As the world of bean-to-bar chocolate grew, I connected with chocolate makers across the country, including Shawn Askinosie, who quit his job as a lawyer to make chocolate; Todd Masonis, who, along with his business partner, sold their tech company and redirected that money into building a chocolate factory in San Francisco’s Mission District called Dandelion Chocolate; and Pam Williams, who founded Ecole Chocolat, teaching people online how to start their own chocolate-making businesses at home.
That era feels like a long time ago, because nowadays there are so many types of chocolates to choose from: imported and domestic chocolates, artisan chocolates, mass-produced chocolates, single-origin chocolates, and even chocolates spiked with cannabis and magic mushrooms. There are organic, fair-trade, and direct-trade chocolates, as well as high-percentage chocolates with at least 70 percent cacao solids, but often more, “dark milk” chocolates, ruby chocolate, and chocolates filled with everything from lusciously smooth ganache to crunchy, nutty nougat. You’ll find chocolates made in Belgium, Mexico, Spain, France, America, Switzerland, and Italy, as well as Vietnam, Canada, India, Australia, South Africa, and Japan. If I were writing this online, surely a number of people would jump in to comment that I missed a few countries, but the world of chocolate has become so vast that it can’t be contained in one sentence. Happily, chocolate doesn’t limit itself to any particular continent or culture.
When it comes to chocolate, everyone has their own preferences. You might be one of those people who seeks out the darkest, most bittersweet chocolate you can find, or you may be someone who craves the sweetness and silky texture of milk chocolate. New York baker Melissa Weller told me she likes desserts made with milk chocolate because the flavor reminds her of childhood. After years of turning up my nose at milk chocolate, with all the good-quality milk chocolates being made these days, I find myself using (and eating) it, too.
And can we talk about white chocolate? People seem to love it or hate it. (Or just feel the need to hate it, so they can proclaim, “Because it’s not chocolate.”) For the record, I love it. Its rich cocoa butter flavor provides a pleasing contrast to bittersweet chocolate, especially when it’s served with the Chocolate soufflé tart (page 135) or melted into a White chocolate custard (page 147), topped with fresh raspberries or shards of dark chocolate.

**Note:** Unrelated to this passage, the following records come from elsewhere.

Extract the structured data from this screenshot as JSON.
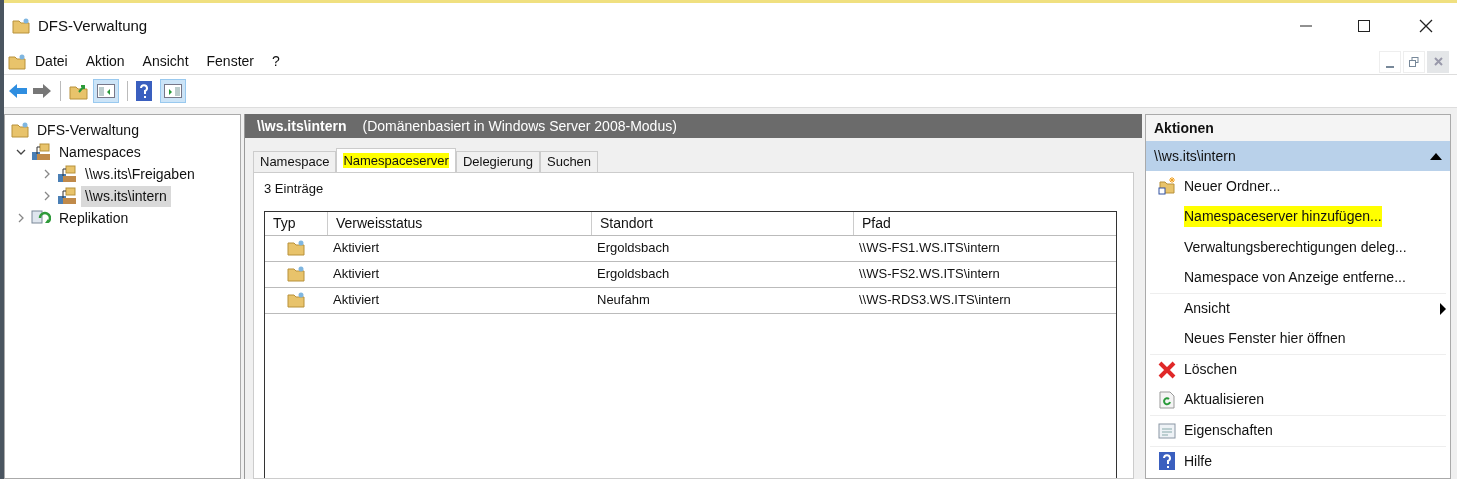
{
  "window": {
    "title": "DFS-Verwaltung"
  },
  "menu": [
    "Datei",
    "Aktion",
    "Ansicht",
    "Fenster",
    "?"
  ],
  "tree": [
    {
      "label": "DFS-Verwaltung",
      "kind": "dfs",
      "selected": false,
      "children": [
        {
          "label": "Namespaces",
          "kind": "namespace",
          "expanded": true,
          "selected": false,
          "children": [
            {
              "label": "\\\\ws.its\\Freigaben",
              "kind": "namespace",
              "expanded": false,
              "selected": false
            },
            {
              "label": "\\\\ws.its\\intern",
              "kind": "namespace",
              "expanded": false,
              "selected": true
            }
          ]
        },
        {
          "label": "Replikation",
          "kind": "replication",
          "expanded": false,
          "selected": false
        }
      ]
    }
  ],
  "header": {
    "title": "\\\\ws.its\\intern",
    "subtitle": "(Domänenbasiert in Windows Server 2008-Modus)"
  },
  "tabs": [
    {
      "label": "Namespace",
      "selected": false,
      "highlighted": false
    },
    {
      "label": "Namespaceserver",
      "selected": true,
      "highlighted": true
    },
    {
      "label": "Delegierung",
      "selected": false,
      "highlighted": false
    },
    {
      "label": "Suchen",
      "selected": false,
      "highlighted": false
    }
  ],
  "count": "3 Einträge",
  "table": {
    "columns": [
      "Typ",
      "Verweisstatus",
      "Standort",
      "Pfad"
    ],
    "rows": [
      {
        "status": "Aktiviert",
        "location": "Ergoldsbach",
        "path": "\\\\WS-FS1.WS.ITS\\intern"
      },
      {
        "status": "Aktiviert",
        "location": "Ergoldsbach",
        "path": "\\\\WS-FS2.WS.ITS\\intern"
      },
      {
        "status": "Aktiviert",
        "location": "Neufahm",
        "path": "\\\\WS-RDS3.WS.ITS\\intern"
      }
    ]
  },
  "actions": {
    "title": "Aktionen",
    "section": "\\\\ws.its\\intern",
    "expanded": true,
    "items": [
      {
        "label": "Neuer Ordner...",
        "kind": "new-folder",
        "highlighted": false
      },
      {
        "label": "Namespaceserver hinzufügen...",
        "kind": "plain",
        "highlighted": true
      },
      {
        "label": "Verwaltungsberechtigungen deleg...",
        "kind": "plain",
        "highlighted": false
      },
      {
        "label": "Namespace von Anzeige entferne...",
        "kind": "plain",
        "highlighted": false
      },
      {
        "label": "Ansicht",
        "kind": "submenu",
        "highlighted": false
      },
      {
        "label": "Neues Fenster hier öffnen",
        "kind": "plain",
        "highlighted": false
      },
      {
        "label": "Löschen",
        "kind": "delete",
        "highlighted": false
      },
      {
        "label": "Aktualisieren",
        "kind": "refresh",
        "highlighted": false
      },
      {
        "label": "Eigenschaften",
        "kind": "properties",
        "highlighted": false
      },
      {
        "label": "Hilfe",
        "kind": "help",
        "highlighted": false
      }
    ]
  }
}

Motivated by an increasingly interested and educated public, the world of chocolate continues to evolve. We now have everything from mass-market brands to “tree-to-bar” chocolates, which implies that the chocolate maker is producing chocolate from their own cacao-bearing trees. But that’s not a new concept; people who live near cacao trees have been using the fruits of their labor for centuries, originally as drinks. But making solid bars of chocolate in cacao-growing areas presents a few challenges, namely, that it’s too hot to store and ship chocolate bars from there, and the technology and infrastructure to make them, and store them in a cool place, may not exist. This is why cacao beans are usually shipped elsewhere to be turned into chocolate bars. We can and should appreciate the efforts of the workers who bring chocolate to us, from the folks who harvest the beans to the artisans who create fine chocolates from them. People are taking an even closer look at chocolate these days, and I’m interested in seeing where it’s going.